Ruanda

31.12.2017 00:00

 

Puesto 159

de 180 países, en la CLASIFICACIÓN MUNDIAL 2017 de la Libertad de Prensa

 

Superficie:26.338 km2

Población: 11.917.510 habitantes

Jefe de Estado: Paul Kagame

Presidente del Gobierno: Edouard Ngirente [desde el 30 de agosto de 2017, en sustitución de Anastase Murekezi]
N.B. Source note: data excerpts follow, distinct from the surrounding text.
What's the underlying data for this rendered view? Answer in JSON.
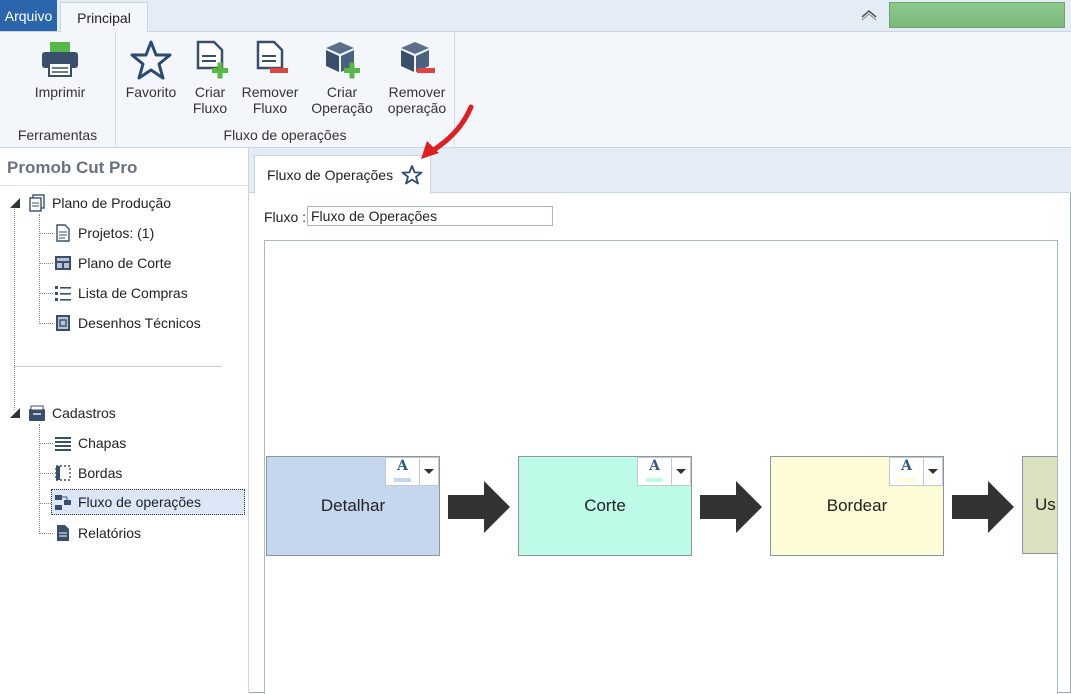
{
  "tabs": {
    "file": "Arquivo",
    "main": "Principal"
  },
  "ribbon": {
    "groups": [
      {
        "label": "Ferramentas",
        "buttons": [
          {
            "line1": "Imprimir",
            "line2": "",
            "icon": "printer-icon"
          }
        ]
      },
      {
        "label": "Fluxo de operações",
        "buttons": [
          {
            "line1": "Favorito",
            "line2": "",
            "icon": "star-icon"
          },
          {
            "line1": "Criar",
            "line2": "Fluxo",
            "icon": "create-flow-icon"
          },
          {
            "line1": "Remover",
            "line2": "Fluxo",
            "icon": "remove-flow-icon"
          },
          {
            "line1": "Criar",
            "line2": "Operação",
            "icon": "create-operation-icon"
          },
          {
            "line1": "Remover",
            "line2": "operação",
            "icon": "remove-operation-icon"
          }
        ]
      }
    ]
  },
  "sidebar": {
    "title": "Promob Cut Pro",
    "plano": {
      "label": "Plano de Produção",
      "children": [
        "Projetos: (1)",
        "Plano de Corte",
        "Lista de Compras",
        "Desenhos Técnicos"
      ]
    },
    "cadastros": {
      "label": "Cadastros",
      "children": [
        "Chapas",
        "Bordas",
        "Fluxo de operações",
        "Relatórios"
      ]
    }
  },
  "document": {
    "tab_label": "Fluxo de Operações",
    "fluxo_label": "Fluxo :",
    "fluxo_value": "Fluxo de Operações",
    "format_glyph": "A",
    "operations": [
      {
        "name": "Detalhar",
        "color": "#c5d7ee"
      },
      {
        "name": "Corte",
        "color": "#bdfbe8"
      },
      {
        "name": "Bordear",
        "color": "#fdfcd6"
      },
      {
        "name": "Us",
        "color": "#d9e2bc"
      }
    ]
  },
  "colors": {
    "accent": "#2b66ad",
    "annotation": "#e02020"
  }
}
PIB per cápita (US$ a precios actuales): 703

Tasa de alfabetización en adultos (mayores de 15 años): 71,2%

Porcentaje de usuarios de Internet: 20%

 

 

 

 

BARÓMETRO 2017

  • 0 Periodistas asesinados
  • 0 Internautas y periodistas ciudadanos asesinados
  • 0 Colaboradores asesinados
  • 0 Periodistas encarcelados
  • 0 Internautas y periodistas ciudadanos encarcelados
  • 0 Colaboradores encarcelados

 

 

 

El férreo control sobre los medios que el gobierno mantiene en Ruanda, así como la extrema violencia contra los periodistas durante muchos años, impide que pueda hablarse de información libre en el país, donde prevalece la autocensura y la sumisión de los medios, que se ven amedrentados continuamente. Si en los últimos meses no se han producido actos de violencia contra periodistas y medios ha sido sin duda por esas condiciones de ausencia de hecho de libertad de información en un país donde cualquier cosa que se publique que no le guste al presidente (por ejemplo, datos de la pobreza, cualquier incidente entre etnias, o cualquier mención al genocidio) es tipificada bajo el delito de "ofensa a la persona del Presidente de la República", que está penado muy duramente.

 

En agosto se celebraron elecciones presidenciales que de nuevo ganó, por tercera vez desde el genocidio del año 2000, Paul Kagame, esta vez con el 99 por ciento de los votos. Kagame sigue en la lista de depredadores de la información de RSF desde su nombramiento en 2000 y ha logrado que se adoptaran reformas constitucionales que harán posible que pueda mantenerse en el poder durante varios mandatos más. En estos 17 años de presidencia se han producido en Ruanda ocho asesinatos y desapariciones de periodistas y múltiples agresiones graves. Once periodistas han sido condenados a largas penas de prisión por atreverse a publicar informaciones que no agradaban al presidente. Además, decenas de periodistas se han tenido que exiliar del país y otros muchos han renunciado a su profesión.